Jimmy Lai is looking West after selling Taiwan media assets
With potential hefty gains from the disposal, Next Media boss is expected to bounce back
Publishing tycoon Jimmy Lai Chee-ying plans to take a two-week business trip to North America and Europe after agreeing to sell his newspaper, magazine and television holdings in Taiwan for NT$17.5 billion (HK$4.64 billion) in cash.
Next Media, in which Lai is chairman and controlling shareholder, said in a filing with the Hong Kong stock exchange yesterday that it reached an understanding about the sale on Monday with Taiwanese buyer Jeffrey Koo Jr, the eldest son of Chinatrust Financial Holding chairman Jeffrey Koo Len-song.
The company has applied to resume trading of its shares today after being suspended since Tuesday.
Lai's assistant, Mark Simon, said the Next Media boss had already scheduled that business trip prior to what turned out to be a spontaneous and emotional meeting with his staff in Taiwan.
That encounter, which was featured yesterday by the Hong Kong-based company's flagship Apple Daily newspaper, was also highlighted by Lai's declaration that he would not come back.
Qualifying what Lai meant, Simon said: "He won't be back in the Taiwan media industry."
"Don't worry about Jimmy Lai," Simon said. "He'll come up with something soon."
He added that Lai still had Next Media Animation, various properties and other investments in Taiwan.
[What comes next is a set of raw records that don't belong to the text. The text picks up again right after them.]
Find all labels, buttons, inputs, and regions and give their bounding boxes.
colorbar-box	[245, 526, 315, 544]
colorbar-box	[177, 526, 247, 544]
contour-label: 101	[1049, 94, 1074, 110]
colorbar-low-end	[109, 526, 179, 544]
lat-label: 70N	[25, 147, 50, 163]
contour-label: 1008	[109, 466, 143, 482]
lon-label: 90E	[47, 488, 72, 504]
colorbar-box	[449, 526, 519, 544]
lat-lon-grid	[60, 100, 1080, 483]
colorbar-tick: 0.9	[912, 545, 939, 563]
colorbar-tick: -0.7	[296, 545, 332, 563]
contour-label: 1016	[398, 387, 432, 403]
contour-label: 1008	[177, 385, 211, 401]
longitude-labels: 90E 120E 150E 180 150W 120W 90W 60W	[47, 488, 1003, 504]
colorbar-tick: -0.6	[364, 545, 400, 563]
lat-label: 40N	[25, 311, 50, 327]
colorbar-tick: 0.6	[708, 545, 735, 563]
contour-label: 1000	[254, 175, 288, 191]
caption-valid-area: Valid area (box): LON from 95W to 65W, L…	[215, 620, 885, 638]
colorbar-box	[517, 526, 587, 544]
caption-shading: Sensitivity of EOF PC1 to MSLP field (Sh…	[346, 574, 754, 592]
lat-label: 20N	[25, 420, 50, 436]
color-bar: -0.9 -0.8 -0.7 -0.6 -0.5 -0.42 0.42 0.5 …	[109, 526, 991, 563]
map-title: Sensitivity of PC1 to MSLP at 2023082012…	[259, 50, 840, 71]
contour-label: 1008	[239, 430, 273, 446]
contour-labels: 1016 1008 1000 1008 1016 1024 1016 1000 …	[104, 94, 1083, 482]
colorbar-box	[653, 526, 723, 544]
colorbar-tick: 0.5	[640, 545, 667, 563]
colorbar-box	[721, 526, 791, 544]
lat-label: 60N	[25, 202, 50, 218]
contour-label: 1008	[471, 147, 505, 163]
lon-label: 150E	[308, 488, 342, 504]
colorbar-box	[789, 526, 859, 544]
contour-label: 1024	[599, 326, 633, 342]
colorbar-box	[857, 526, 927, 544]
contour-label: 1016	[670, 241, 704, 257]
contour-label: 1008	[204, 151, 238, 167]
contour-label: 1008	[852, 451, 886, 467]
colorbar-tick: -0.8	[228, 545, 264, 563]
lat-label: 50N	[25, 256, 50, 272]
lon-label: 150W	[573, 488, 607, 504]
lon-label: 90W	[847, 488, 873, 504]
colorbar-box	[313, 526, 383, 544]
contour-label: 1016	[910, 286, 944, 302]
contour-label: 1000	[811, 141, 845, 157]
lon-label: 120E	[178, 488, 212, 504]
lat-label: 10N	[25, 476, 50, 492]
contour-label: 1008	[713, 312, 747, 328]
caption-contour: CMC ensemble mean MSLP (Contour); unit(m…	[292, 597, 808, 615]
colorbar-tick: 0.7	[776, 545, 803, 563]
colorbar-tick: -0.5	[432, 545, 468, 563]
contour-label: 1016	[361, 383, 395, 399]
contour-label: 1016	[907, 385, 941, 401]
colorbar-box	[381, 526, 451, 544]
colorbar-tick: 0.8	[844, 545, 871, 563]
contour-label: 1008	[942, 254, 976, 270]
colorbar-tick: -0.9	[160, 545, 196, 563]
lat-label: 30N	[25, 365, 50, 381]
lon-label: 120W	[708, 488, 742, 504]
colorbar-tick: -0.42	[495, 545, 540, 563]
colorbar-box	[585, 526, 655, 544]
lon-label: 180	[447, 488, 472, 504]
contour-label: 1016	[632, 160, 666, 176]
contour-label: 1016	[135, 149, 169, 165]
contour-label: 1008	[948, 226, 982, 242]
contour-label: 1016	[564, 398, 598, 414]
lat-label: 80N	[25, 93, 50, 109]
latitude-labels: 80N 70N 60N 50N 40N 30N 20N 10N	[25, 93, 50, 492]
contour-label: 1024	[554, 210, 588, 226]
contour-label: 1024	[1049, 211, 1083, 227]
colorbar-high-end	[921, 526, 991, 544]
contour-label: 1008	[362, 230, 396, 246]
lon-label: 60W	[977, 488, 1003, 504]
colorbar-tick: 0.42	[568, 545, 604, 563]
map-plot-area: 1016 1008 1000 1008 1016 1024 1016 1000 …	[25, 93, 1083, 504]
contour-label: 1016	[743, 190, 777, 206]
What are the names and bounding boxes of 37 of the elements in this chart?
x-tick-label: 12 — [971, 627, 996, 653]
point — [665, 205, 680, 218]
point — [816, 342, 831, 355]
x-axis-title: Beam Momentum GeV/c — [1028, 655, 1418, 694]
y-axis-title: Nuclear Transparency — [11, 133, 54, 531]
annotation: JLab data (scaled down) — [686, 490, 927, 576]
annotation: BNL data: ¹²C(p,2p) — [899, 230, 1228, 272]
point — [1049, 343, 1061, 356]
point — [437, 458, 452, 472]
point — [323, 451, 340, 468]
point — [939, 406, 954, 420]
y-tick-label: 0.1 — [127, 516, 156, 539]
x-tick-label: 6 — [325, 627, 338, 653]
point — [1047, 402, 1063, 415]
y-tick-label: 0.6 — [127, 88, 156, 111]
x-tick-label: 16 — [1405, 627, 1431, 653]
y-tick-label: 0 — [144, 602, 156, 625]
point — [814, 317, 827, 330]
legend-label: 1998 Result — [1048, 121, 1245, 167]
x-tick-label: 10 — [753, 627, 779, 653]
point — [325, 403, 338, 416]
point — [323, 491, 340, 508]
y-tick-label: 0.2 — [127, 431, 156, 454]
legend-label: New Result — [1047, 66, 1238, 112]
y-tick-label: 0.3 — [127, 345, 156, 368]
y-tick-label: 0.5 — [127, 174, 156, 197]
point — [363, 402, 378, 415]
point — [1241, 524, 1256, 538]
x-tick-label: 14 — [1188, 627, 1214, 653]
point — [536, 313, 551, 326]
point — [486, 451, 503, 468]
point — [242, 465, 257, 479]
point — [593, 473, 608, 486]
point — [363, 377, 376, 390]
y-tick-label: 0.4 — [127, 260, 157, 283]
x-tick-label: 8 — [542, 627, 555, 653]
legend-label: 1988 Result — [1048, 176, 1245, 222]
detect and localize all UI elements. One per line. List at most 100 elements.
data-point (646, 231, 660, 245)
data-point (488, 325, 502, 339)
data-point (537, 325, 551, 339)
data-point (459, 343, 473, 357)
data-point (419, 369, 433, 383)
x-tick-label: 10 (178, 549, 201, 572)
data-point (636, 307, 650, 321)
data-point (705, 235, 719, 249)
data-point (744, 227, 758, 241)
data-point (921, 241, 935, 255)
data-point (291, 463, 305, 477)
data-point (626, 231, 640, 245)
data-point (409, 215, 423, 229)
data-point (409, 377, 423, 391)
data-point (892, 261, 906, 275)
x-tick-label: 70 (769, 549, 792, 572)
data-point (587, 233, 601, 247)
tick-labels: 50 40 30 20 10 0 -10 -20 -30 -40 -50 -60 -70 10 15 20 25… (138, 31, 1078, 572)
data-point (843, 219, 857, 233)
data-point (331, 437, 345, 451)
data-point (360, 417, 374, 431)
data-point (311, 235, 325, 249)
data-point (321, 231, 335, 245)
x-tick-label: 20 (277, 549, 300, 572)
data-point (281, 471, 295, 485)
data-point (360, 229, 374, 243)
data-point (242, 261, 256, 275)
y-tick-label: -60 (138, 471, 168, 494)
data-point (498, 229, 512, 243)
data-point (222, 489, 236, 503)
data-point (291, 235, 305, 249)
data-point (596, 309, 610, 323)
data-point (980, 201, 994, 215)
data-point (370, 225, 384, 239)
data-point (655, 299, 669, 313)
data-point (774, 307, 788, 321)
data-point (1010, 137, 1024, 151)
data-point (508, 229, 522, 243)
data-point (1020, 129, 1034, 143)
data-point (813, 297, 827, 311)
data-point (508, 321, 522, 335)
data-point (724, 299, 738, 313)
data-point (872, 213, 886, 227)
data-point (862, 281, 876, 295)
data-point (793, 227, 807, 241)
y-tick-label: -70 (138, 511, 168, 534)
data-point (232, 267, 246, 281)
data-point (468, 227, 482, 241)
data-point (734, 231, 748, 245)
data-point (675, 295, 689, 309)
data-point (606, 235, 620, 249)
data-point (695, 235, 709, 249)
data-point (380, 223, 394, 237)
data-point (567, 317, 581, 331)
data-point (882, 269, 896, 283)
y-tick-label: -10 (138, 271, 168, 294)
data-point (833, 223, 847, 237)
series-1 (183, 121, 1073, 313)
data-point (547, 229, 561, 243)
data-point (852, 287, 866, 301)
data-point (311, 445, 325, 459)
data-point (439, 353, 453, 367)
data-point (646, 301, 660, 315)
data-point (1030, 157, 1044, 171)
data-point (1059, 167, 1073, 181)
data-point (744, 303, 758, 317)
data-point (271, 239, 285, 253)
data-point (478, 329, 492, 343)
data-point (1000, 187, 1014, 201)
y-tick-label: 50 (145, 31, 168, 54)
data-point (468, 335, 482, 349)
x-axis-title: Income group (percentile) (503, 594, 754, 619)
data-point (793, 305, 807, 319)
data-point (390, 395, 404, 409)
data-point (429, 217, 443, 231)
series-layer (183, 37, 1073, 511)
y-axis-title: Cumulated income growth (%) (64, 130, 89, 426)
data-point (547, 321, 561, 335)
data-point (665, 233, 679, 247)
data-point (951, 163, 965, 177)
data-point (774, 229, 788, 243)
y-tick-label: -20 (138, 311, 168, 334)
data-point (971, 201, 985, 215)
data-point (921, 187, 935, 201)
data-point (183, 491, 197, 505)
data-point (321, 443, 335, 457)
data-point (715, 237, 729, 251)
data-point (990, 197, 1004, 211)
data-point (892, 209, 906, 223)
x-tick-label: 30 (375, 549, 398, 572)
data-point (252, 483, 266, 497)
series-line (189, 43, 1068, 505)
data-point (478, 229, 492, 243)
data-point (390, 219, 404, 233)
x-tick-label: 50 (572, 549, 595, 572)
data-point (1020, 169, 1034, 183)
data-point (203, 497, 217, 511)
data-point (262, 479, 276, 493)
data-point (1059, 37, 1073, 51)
Simon also pointed out that there were many groups that wanted to acquire Next Media's publishing and television assets in Taiwan, but Koo had put the best deal on the table.
Koo, who was reportedly backed in his bid by Formosa Plastics Group president Wang Wen-yuan and a Singapore private-equity fund, agreed to buy the newspaper and magazine assets for a combined NT$16 billion and Next TV for NT$1.5 billion.
Apple Daily reported that the parties concerned would sign definite agreements and other documents on November 17. This date was confirmed in the filing of Next Media yesterday.
Next Media's agreement with Koo includes a three-year undertaking by Lai not own or control a firm that engages in the print media and TV broadcast business in Taiwan.
Koo has paid NT$1.75 billion, representing 10 per cent of the total consideration, as a refundable deposit for the transaction.
Eddy Fong, the chairman of the Securities and Futures Commission, declined to comment on disclosure issues by an individual company.
He said that in general, the regulator looked into any alleged disclosure problems to make sure all investors receive the information in a timely manner.
A law comes into effect in January that says listed companies may face a maximum fine of HK$8 million if they failed to disclose their deals in a timely manner.